The most current change in CPR involves the change from ABC to CAB. The old process had us open the airway, look listen and feel (LLF) for breathing, if there was no breathing we gave 2 breaths, and then we checked for a pulse. If there was no pulse we began CPR compressions at a ratio of 30:2 for an adult. This "old" process delayed by about 15 - 30 seconds the initiation of chest compressions as we were checking for breathing and giving 2 breaths before we considered initiating chest compressions.

The new CAB process has us initially check for responsiveness while simultaneously quickly looking at the chest to see if there is any adequate breathing. If the patient is not responsive and is not breating adequately we now check a pulse. If there is no pulse we begin chest compressions at a ratio of 30 compressions to 2 breaths. In this manner the first breaths do not occur until after the 30 compressions have been compelted.
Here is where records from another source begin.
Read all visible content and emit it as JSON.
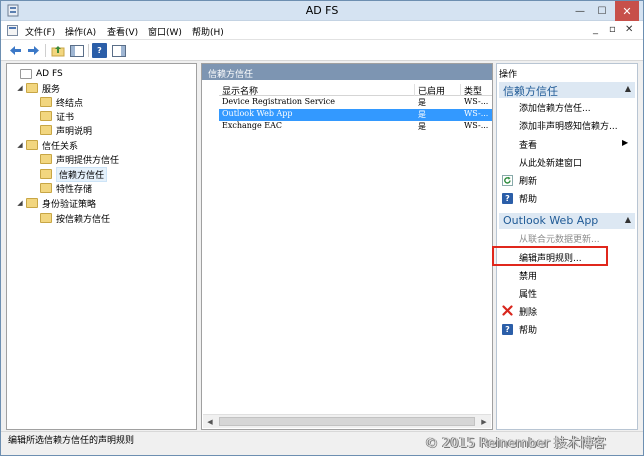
{
  "window": {
    "title": "AD FS",
    "minimize_glyph": "—",
    "maximize_glyph": "☐",
    "close_glyph": "✕"
  },
  "menubar": {
    "items": [
      "文件(F)",
      "操作(A)",
      "查看(V)",
      "窗口(W)",
      "帮助(H)"
    ],
    "right_controls": [
      "_",
      "▫",
      "✕"
    ]
  },
  "tree": {
    "items": [
      {
        "label": "AD FS",
        "level": 0,
        "twisty": ""
      },
      {
        "label": "服务",
        "level": 1,
        "twisty": "◢"
      },
      {
        "label": "终结点",
        "level": 2,
        "twisty": ""
      },
      {
        "label": "证书",
        "level": 2,
        "twisty": ""
      },
      {
        "label": "声明说明",
        "level": 2,
        "twisty": ""
      },
      {
        "label": "信任关系",
        "level": 1,
        "twisty": "◢"
      },
      {
        "label": "声明提供方信任",
        "level": 2,
        "twisty": ""
      },
      {
        "label": "信赖方信任",
        "level": 2,
        "twisty": "",
        "selected": true
      },
      {
        "label": "特性存储",
        "level": 2,
        "twisty": ""
      },
      {
        "label": "身份验证策略",
        "level": 1,
        "twisty": "◢"
      },
      {
        "label": "按信赖方信任",
        "level": 2,
        "twisty": ""
      }
    ]
  },
  "center": {
    "title": "信赖方信任",
    "columns": [
      "显示名称",
      "已启用",
      "类型"
    ],
    "rows": [
      {
        "name": "Device Registration Service",
        "enabled": "是",
        "type": "WS-..."
      },
      {
        "name": "Outlook Web App",
        "enabled": "是",
        "type": "WS-...",
        "selected": true
      },
      {
        "name": "Exchange EAC",
        "enabled": "是",
        "type": "WS-..."
      }
    ],
    "scroll_left": "◀",
    "scroll_right": "▶"
  },
  "actions": {
    "title": "操作",
    "section1": {
      "title": "信赖方信任",
      "items": [
        {
          "label": "添加信赖方信任...",
          "icon": ""
        },
        {
          "label": "添加非声明感知信赖方...",
          "icon": ""
        },
        {
          "label": "查看",
          "icon": "",
          "submenu": "▶"
        },
        {
          "label": "从此处新建窗口",
          "icon": ""
        },
        {
          "label": "刷新",
          "icon": "refresh-icon"
        },
        {
          "label": "帮助",
          "icon": "help-icon"
        }
      ]
    },
    "section2": {
      "title": "Outlook Web App",
      "items": [
        {
          "label": "从联合元数据更新...",
          "icon": "",
          "disabled": true
        },
        {
          "label": "编辑声明规则...",
          "icon": "",
          "highlighted": true
        },
        {
          "label": "禁用",
          "icon": ""
        },
        {
          "label": "属性",
          "icon": ""
        },
        {
          "label": "删除",
          "icon": "delete-icon"
        },
        {
          "label": "帮助",
          "icon": "help-icon"
        }
      ]
    },
    "collapse_glyph": "▲",
    "help_glyph": "?"
  },
  "statusbar": {
    "text": "编辑所选信赖方信任的声明规则"
  },
  "watermark": {
    "text": "© 2015 Reinember 技术博客"
  },
  "colors": {
    "pane_header": "#7d95b2",
    "selection": "#3399ff",
    "action_heading": "#1f5a96",
    "highlight_box": "#e0271c"
  }
}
With the new process all chest compressions should be rapid (at least 100 per minute), deep (2 inches deep), completed while allowing for full chest recoil, and we should minimize any interruptions in chest compressions. As soon as an AED is available it should be used.

Please understand that this post is not intended to be a mini CPR course nor is it designed to be a formal update to the new procedures. Please, please take a real CPR course. As the OP identified, CPR does save lives. Also, don't be concerned about performing CPR the "old way". If that is all you know then go for it. The new changes may save a few more lives but the old process is still very effective.